Pada puncak karirnya tersebut honor yang diterimanya sekali manggung bisa melebihi honor penyanyi pop yang terkenal saat itu. Popularitasnya tersebut menjadikannya sinden paling terkenal dan paling sukses secara financial sepanjang masa. Kekayaan hasil jerih payahnya tersebut selain digunakannya untuk menunaikan ibadah haji, digunakan pula untuk merintis perusahan peternakan ayam dan perusahaan taksi. Selain itu sebagian hartanya juga digunakan untuk membangun Sekolah Dasar di Subang yang merupakan kampung halamannya dengan nama SD Titim Fatimah, yang masih digunakan hingga saat ini.
Titim Fatimah lahir di Deli, Sumatera Utara pada tahun 1938. Pada usia 5 tahun, ia dibawa kembali ke kampung halaman orangtuanya H. Damri Sumarta ke Jalan Cagak, Subang, Jawa Barat. Sejak kecil bakat sinden Titim sudah terlihat, kemudian ia terus dibimbing oleh ayahnya yang juga mahir bermain kecapi dan kawih sunda. Menjelang remaja beliau semakin mendalami dunia sinden. Beberapa sinden dan ahli karawitan sunda beliau datangi untuk belajar, termasuk Upit Sarimanah sinden yang paling terkenal saat itu.
Merasa ilmunya sudah cukup, kemudian ia mendatangi RRI Bandung agar bisa nyinden disana. Namun, waktu itu RRI Bandung menolaknya. Tapi karena keinginan yang kuat untuk sukses di dunia sinden Titim tidak patah semangat, kemudian melalui Tuteng Djauhari pimpinan grup seni sunda RRI Jakarta ia berhasil manggung di RRI Jakarta. Sejak saat itu nama Titim mulai dikenal tidak hanya di Jawa Barat tapi juga keseluruh Indonesia.
Perjuangannya di dunia seni sunda patut diteladani. Karena beliau, pamor sinden saat itu menjadi meningkat. Sinden sunda tidak hanya di kenal di Jawa Barat tapi juga dikenal secara nasional. Karena beliau, harkat dan martabat sinden menjadi terangkat.

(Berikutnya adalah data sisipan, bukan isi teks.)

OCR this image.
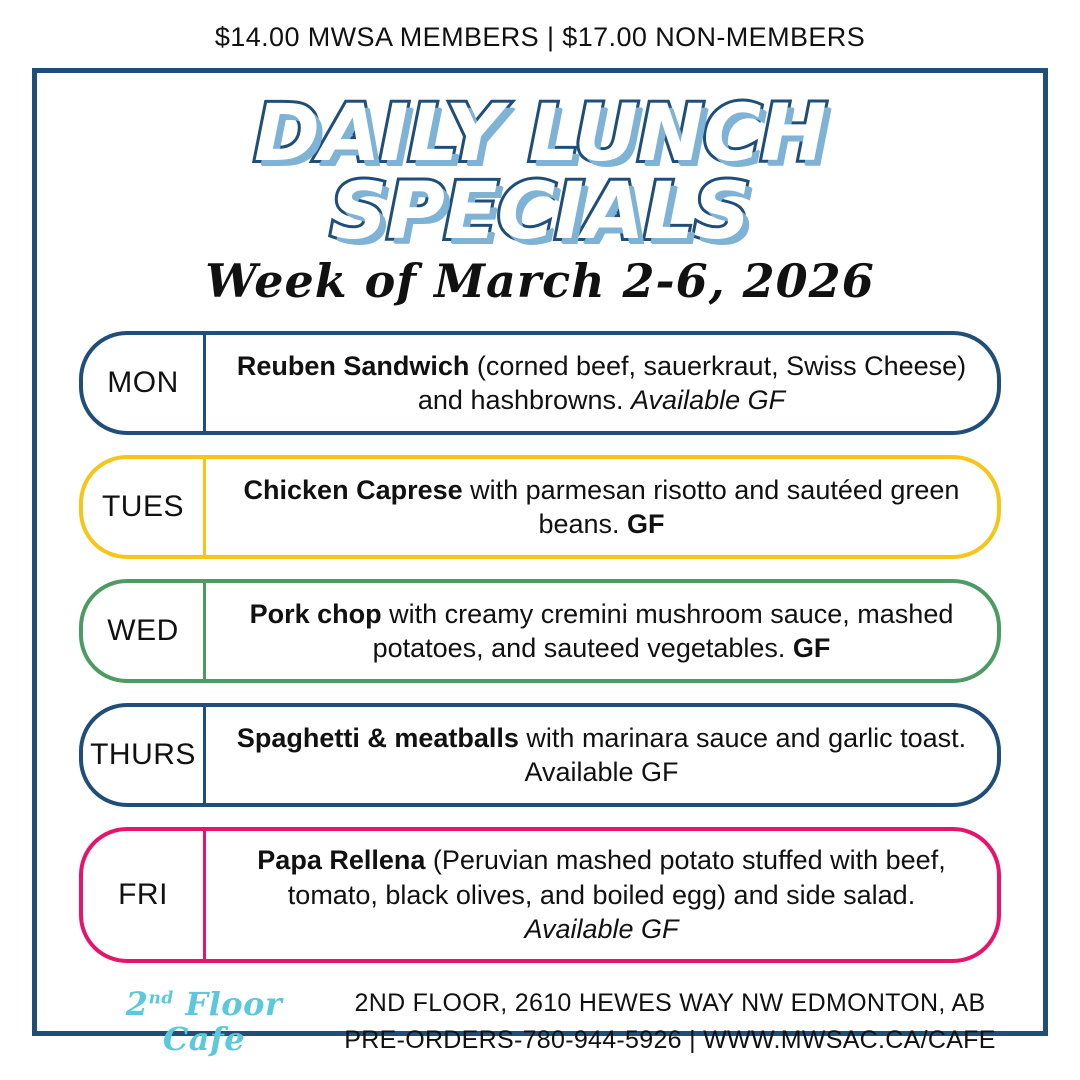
$14.00 MWSA MEMBERS | $17.00 NON-MEMBERS
DAILY LUNCH SPECIALS
Week of March 2-6, 2026
MON
Reuben Sandwich (corned beef, sauerkraut, Swiss Cheese) and hashbrowns. Available GF
TUES
Chicken Caprese with parmesan risotto and sautéed green beans. GF
WED
Pork chop with creamy cremini mushroom sauce, mashed potatoes, and sauteed vegetables. GF
THURS
Spaghetti & meatballs with marinara sauce and garlic toast. Available GF
FRI
Papa Rellena (Peruvian mashed potato stuffed with beef, tomato, black olives, and boiled egg) and side salad. Available GF
2nd Floor Cafe
2ND FLOOR, 2610 HEWES WAY NW EDMONTON, AB
PRE-ORDERS-780-944-5926 | WWW.MWSAC.CA/CAFE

Atas sumbangsihnya terhadap kebudayaan sunda tersebut, pada tanggal 23 Pebruari 2003 presiden Megawati Soekarno Putri memberinya penghargaan Satya Lencana Kebudayaan.
Untuk menghargai jasa beliau Pemda Subang juga pernah pernah menyelenggarakan pasanggiri sinden sunda dengan tajuk “Piala Titim Fatimah” pada tahun 2002 dan 2004 tapi sayang, entah mengapa event ini tak pernah digelar lagi hingga sekarang. Beberapa seniman sunda juga menyarankan untuk membuat patung Titim Fatimah atau sekedar dijadikan nama jalan untuk mengingat jasa beliau. Namun sayang, hal tersebut belum terwujud hingga kini. Nama besar “diva” yang menjadi idola pada zamannya itu, seakan dibiarkan hilang dimakan zaman.